Impact of Medicare Advantage Prescription Drug Plan Star Ratings on Enrollment Before and After Implementation of Quality-Related Bonus Payments in 2012
Key Findings: The five-star quality rating of Medicare Advantage Prescription Drug Plans had no direct impact on same-year enrollment. But after the introduction of a bonus payment for highly-rated plans, which had to be invested in additional benefits and /or reducing premiums, subsequent year enrollment in these plans increased.
To help beneficiaries make more informed enrollment decisions about Medicare Advantage Prescription Drug Plans (MAPDs), the Centers for Medicare & Medicaid Services (CMS) introduced a five-star rating system in 2007, and publishes these quality ratings annually. Initial reports on the influence of star ratings on plan enrollment have been mixed. In 2012, CMS also began awarding quality bonus payments (QBPs) to plans with three or more stars. The QBPs had to be reinvested to improve plan benefits and/or reduce premiums in the subsequent year.

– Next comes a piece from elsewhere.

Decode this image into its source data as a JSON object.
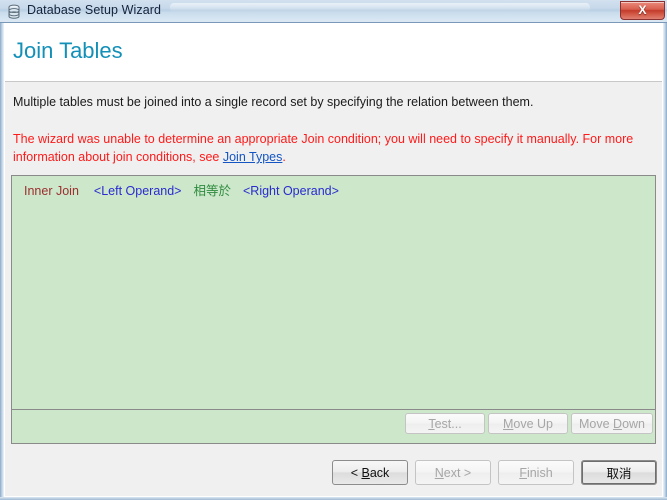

In PLOS ONE, LDI Senior Fellows Pengxiang Li and Jalpa Doshi examine the impact of the MAPD star ratings before and after 2012, when they became tied to bonus payments. Does an increase in a plan’s star rating have a direct impact on concurrent year plan enrollment? What’s the indirect impact (via bonus payments) of star ratings on subsequent year plan enrollment?
Before the introduction of QBPs, an increase in a plan’s star rating had little effect on the plan’s enrollment, both in the concurrent and subsequent year. After the introduction of the bonus payment in 2012, an increase in a star rating resulted in an increase in enrollment, but only in the subsequent year. This was likely due to the reinvestment of QBPs to provide lower premiums and/or additional member benefits in the following year. There was still no direct impact on concurrent year enrollment.
This is the first longitudinal study to examine the impact of CMS star ratings on MAPD enrollment, and how QBPs affected that impact. The plans that receive a QBP are required to improve member benefits or to reduce premiums, which other research has suggested is an important determinant of a consumer’s plan selection. This reinvestment of the bonus, and what it likely did to attract consumers, meant a significant indirect impact of the star rating system.
The authors comment:
Although star ratings do not seem to be serving their intended function in regard to directly aiding plan selection, the associated financial incentives have increased their utility. It is notable that an increase in a contract’s star rating led to a significant increase in enrollment in the subsequent year. These lagged effects may be due to features of the rating program’s incentive system.
One limitation of the study was the unavailability of other information that may be relevant to enrollees’ decision-making, such as plan reputation, specific benefits, and volume or effectiveness of marketing efforts.
Using a longitudinal design, the authors analyzed 3,866 MAPD program contract-years using primarily 2009 to 2015 CMS Part C and Part D Performance Data and Medicare Advantage/Part D Contract and Enrollment Data. The data were divided into a pre-QBP period from 2009-2011 and a post-QBP period from 2012-2015. Stand-alone prescription drug plans served as an external comparison group as they were not eligible for the QBPs. The authors compared the effects of star ratings in the pre-QBP period and the post-QBP period. The analysis controlled for the type of plan, how long it had been part of the program, and the kind of beneficiaries that each plan served. Enrollment data were based on January enrollment.
Lead Author: Dr. Pengxiang (Alex) Li
Pengxiang (Alex) Li, PhD is a Senior Research Investigator in the Division of General Internal Medicine at the University of Pennsylvania, Perelman School of Medicine. His research areas include pharmaceutical health services research and policy, comparative effectiveness research, health insurance plan quality, hospital patient safety and quality, rural health care delivery, regulation and hospital competition.